Carner has won four tournaments this year, the last three in a row, and golf fans are already speculating on whether she can beat Nancy Lopez-Melton's LPGA record of five consecutive wins in 1978.

"That's three tournaments away. I can't think that far ahead," said Carner, who credits the change in her "mental attitude" toward the game largely to Martin, who has gained a reputation in baseball as an expert on the subject.

At a 1974 dinner party, Carner recalled, her game was in a slump so she and the now-manager of the Oakland A's "sat down and talked about my mental attitude. I said, "I can't get aggressive,' and he just really got on me. He chewed me up one side and down the other.

"That's what it took. He made me just face the fact that I was more frightened than anything. When somebody pinpoints you, you finally have to admit that you're afraid to shoot 80 and things like that.

"But the main thing I got out of that lesson was that my practice was wrong. I was spending an hour practicing and analyzing every shot while I was doing it, and then going to the first tee and expecting to stop any analyzing from that point on."

Martin told her to just play, to stop overanalyzing. "So now I use the warmup strictly to loosen the muscles," Carner said. "The basic problem of all rookies and players who get in trouble is that they analyze every shot, every swing."

Carner won 20 tournaments from 1974 until 1979, when an injury forced her off the circuit for most of the year.

While vacationing with her husband, Don, at their Tennessee home in the Great Smoky Mountains, a trail bike she was riding skidded on a rain-drenched clay road. She jammed both wrists, forcing her off the tour.
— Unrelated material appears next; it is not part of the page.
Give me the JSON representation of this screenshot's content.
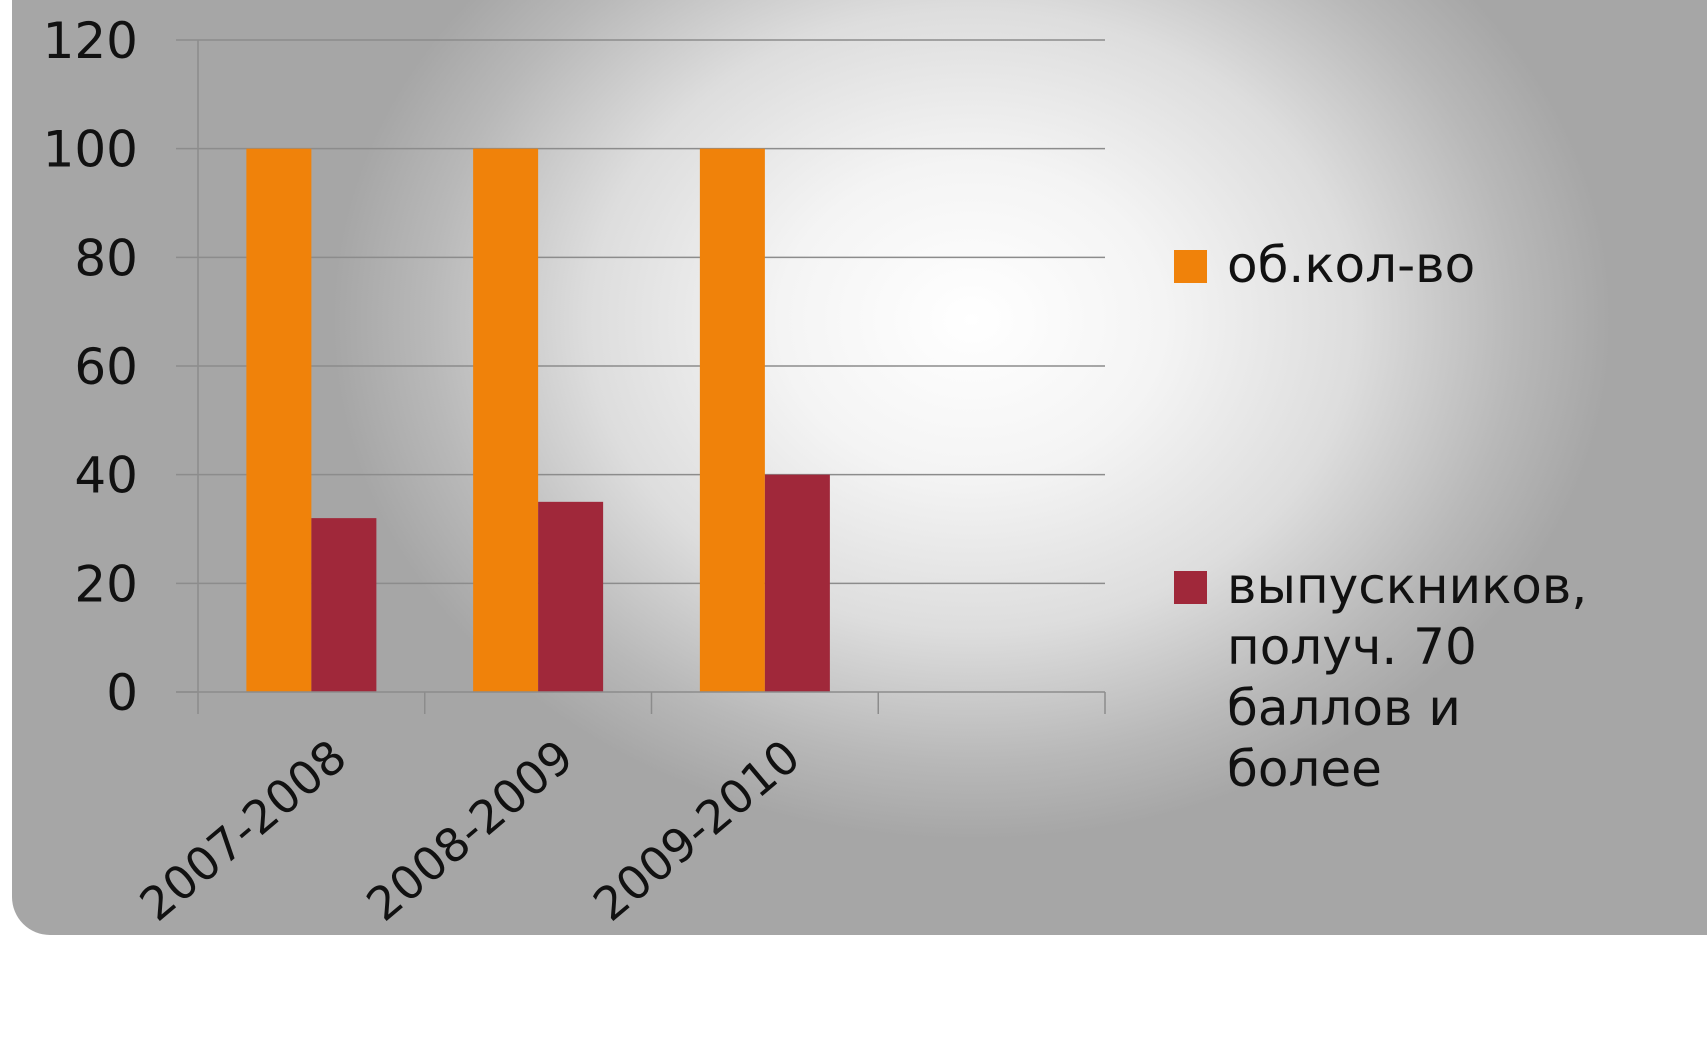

In the process of recovering, she said, she gained 45 pounds and her game suffered as much as her waistline. "I decided I had to get back playing and even dieted in the first tournament," she said, now 17 pounds trimmer.

"I had to take naps because I'd get so tired carrying all that weight around."

While Carner worked on her diet, Snead began working on her swing in January.

She turned to Snead "in desperation," she said. "I was getting to where I was slugging the ball all the time and I knew you just can't do that and continue to play golf for a long period of time.

"And, of course, the smoothest swinger I know is Sam Snead. I've known him for quite a while and my husband has known him a long period of time. They used to hunt and fish together. So Don called Sam up and said, 'She's desperate. She needs help. She's all screwed up.'

"And he very nicely helped me. Normally, he doesn't teach anybody. I think he did it as a favor, but also because one golfer hates to see another go haywire.

"Basically, my flaw is that I break too quickly on the backswing so I lose a lot of distance and accuracy.

"But I worked real hard before the tour started in January and it's all sort of falling into place now. I've got a lot of confidence and am basically doing everything fairly well, but not really excelling in any one thing . . .

"I can play the shots when I need to. When the pressure's on, I seem to be able to produce now. In previous years, I'd tend to make it (a shot) every once in a while but I seem to get it more often now."

Or at least enough to have won the Whirlpool tourney in Deerfield Beach, Fla., the Bent Tree in Sarasota, Fla., the Sunstar Classic in Los Angeles, and, last week, the Honda Civic Classic at Rancho Bernardo, Calif. If Carner wins this week, she will need to win the Kemper Open in Costa Mesa, Calif., next week to tie Lopez-Melton's record.

Of press accounts that there is hostility between her and Lopez, Carner said, "There is no feud. We enjoy playing with each other and against one another."

Carner, 41 on April 4, has another goal. With her $72,886 in winnings this year, she is almost at the $723,000 mark for career earnings and is aiming for $1 million.